Saturday Night Fever UK Tour: Marlowe Theatre, Canterbury
Reviewed 5th February 2019
More than 40 years since Saturday Night Fever hit the big screen, the new stage production is transporting audiences back to the 1970’s in their UK tour. Telling the story of Tony Manero who escapes the harsh realities of working-class Brooklyn life when he embarks on a reckless, yet thrilling road to dance success. Saturday Night Fever features the Bee Gees greatest hits including ‘Stayin’ Alive’, ‘How Deep Is Your Love’, ‘Night Fever’, ‘Tragedy’ and ‘More Than A Woman’, as well as 70s favourites ‘Boogie Shoes’, ‘Disco Inferno’ and many more.
The use of the Bee Gee tribute singers works well to change the production from its previous incarnations but at times it distracts from the storytelling and characters on stage. Unfortunately the use of pre-recorded vocals for most of the ensemble songs is a let down for a UK Tour of this size and becomes distracting at times. Whilst some of the more upbeat songs work really well being performed by the Bee Gee singers there are certain songs, ‘Tragedy‘ for example, which could benefit from being sung by the character alone to enhance the storytelling and empathy for the character. The use of funky electronic sound effects and an onstage band certainly makes it feel like the 1970’s and the costumes, designed by Gary McCann, definitely resemble this with their flare trousers, short skirts and stiletto heels.

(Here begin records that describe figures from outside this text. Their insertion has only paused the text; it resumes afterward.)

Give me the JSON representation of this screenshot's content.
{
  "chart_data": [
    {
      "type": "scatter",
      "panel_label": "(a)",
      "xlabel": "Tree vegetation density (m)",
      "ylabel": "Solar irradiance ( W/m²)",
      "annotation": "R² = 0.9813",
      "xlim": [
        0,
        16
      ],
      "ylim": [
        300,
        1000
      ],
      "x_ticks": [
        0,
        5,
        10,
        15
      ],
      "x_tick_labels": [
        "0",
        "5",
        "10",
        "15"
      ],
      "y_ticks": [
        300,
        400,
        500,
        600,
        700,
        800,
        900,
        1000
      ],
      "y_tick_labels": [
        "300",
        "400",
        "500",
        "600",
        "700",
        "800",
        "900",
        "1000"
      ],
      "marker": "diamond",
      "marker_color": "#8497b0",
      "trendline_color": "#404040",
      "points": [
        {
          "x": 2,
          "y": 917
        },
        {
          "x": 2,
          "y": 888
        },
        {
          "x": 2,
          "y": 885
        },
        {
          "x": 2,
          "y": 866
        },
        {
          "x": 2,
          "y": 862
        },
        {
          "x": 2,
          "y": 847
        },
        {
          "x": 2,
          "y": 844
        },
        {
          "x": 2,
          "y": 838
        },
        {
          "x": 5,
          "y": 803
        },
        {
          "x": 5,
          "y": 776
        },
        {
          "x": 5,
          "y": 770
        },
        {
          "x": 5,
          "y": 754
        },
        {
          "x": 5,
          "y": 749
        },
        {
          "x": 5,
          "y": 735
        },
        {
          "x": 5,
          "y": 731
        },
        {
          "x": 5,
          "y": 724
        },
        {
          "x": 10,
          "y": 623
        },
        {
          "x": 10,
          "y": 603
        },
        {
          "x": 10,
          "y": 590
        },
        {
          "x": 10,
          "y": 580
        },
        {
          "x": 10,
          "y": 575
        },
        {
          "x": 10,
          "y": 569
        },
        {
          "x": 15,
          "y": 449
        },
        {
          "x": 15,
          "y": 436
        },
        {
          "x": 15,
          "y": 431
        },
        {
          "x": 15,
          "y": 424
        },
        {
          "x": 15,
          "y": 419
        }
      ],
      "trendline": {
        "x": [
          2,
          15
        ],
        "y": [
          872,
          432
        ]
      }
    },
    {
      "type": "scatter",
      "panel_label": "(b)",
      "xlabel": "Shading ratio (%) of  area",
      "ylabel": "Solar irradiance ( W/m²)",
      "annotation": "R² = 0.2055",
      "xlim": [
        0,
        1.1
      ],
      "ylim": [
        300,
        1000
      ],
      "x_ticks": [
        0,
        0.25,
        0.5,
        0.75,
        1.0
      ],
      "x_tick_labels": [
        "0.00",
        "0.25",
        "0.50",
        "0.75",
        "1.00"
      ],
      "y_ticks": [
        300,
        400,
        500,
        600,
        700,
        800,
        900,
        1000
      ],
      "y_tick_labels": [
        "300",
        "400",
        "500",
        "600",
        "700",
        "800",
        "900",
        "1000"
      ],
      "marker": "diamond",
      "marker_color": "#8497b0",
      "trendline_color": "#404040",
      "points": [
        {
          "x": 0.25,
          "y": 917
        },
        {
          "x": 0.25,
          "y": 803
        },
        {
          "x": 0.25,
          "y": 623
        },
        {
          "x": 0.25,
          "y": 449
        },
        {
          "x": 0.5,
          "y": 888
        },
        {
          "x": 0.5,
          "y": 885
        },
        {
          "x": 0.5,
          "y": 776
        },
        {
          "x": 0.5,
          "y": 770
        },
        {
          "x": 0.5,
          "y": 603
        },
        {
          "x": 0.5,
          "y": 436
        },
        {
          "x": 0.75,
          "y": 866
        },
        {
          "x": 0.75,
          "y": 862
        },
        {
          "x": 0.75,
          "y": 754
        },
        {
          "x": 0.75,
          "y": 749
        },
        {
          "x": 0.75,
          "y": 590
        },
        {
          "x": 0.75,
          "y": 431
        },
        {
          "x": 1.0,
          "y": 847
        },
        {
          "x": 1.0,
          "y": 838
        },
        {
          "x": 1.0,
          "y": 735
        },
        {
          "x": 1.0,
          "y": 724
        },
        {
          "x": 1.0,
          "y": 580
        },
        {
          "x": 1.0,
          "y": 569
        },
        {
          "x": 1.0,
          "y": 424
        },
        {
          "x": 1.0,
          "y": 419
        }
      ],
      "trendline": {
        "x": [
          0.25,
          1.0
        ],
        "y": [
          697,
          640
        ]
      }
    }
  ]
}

The steel constructed multi-level stage designed by Gary McCann is fitting with the show and generally used well. Although some of the direction as to how the stage is used is questionable, for example walking up and down the steps for seemingly no purpose. Perhaps more creative transitions could work better. The lighting by Nick Richings makes further use of the bright lights of the 1970’s and works especially well during the disco sections within the ‘2001 club’.
Saturday Night Fever is most known for its dance and the dancing, choreographed by Bill Deamer, on display is certainly energetic. It is very typical 1970’s in style but generally performed well by most of the cast. Some sections do feel slightly lacklustre and wooden but perhaps this is the style rather than the performance? The dance competition sequences towards the end of the show combine a good mixture of styles and moves and the dancers all move gracefully and passionately demonstrating great partner work. Another really effective scene was during the song ‘Immortality‘ when Tony is able to finally express himself through his dance. The contemporary style of dance mixed with some of Tony’s signature moves works really well to convey a sense of emotion from the otherwise straight-faced character.
The cast are led by Richard Winsor as Tony Manero who is an able dancer but at times his characterisation falls slightly flat. Playing opposite him was Kate Parr as Stephanie Managano. Shining as Stephanie, Kate is able to showcase a range of emotions and make her character truly believable. Her vocals during ‘What Kind of Fool‘, one of the rare songs performed by a main character, are really emotive and clear, demonstrating very good vocal skill. All of the cast are clearly talented dancers but at some points during the show the dance moves feel a bit forced and lacks commitment. Raphael Pace as Bobbie C is also a stand out performance. His portrayal of Bobbie during the latter stages of the show is very good and whilst the direction of the song ‘Tragedy‘ may not have suited the character, his storytelling through song is very effective, highlighting the inner struggle of the young man.
Overall fans of John Travolta’s film Saturday Night Fever will enjoy this production. It’ll be a hit with girly nights out and hen parties but it is a very safe option with few innovative or ‘wow’ moments. If you are a fan of 1970’s music, dance and fashion then you’ll thoroughly enjoy this blast from the past!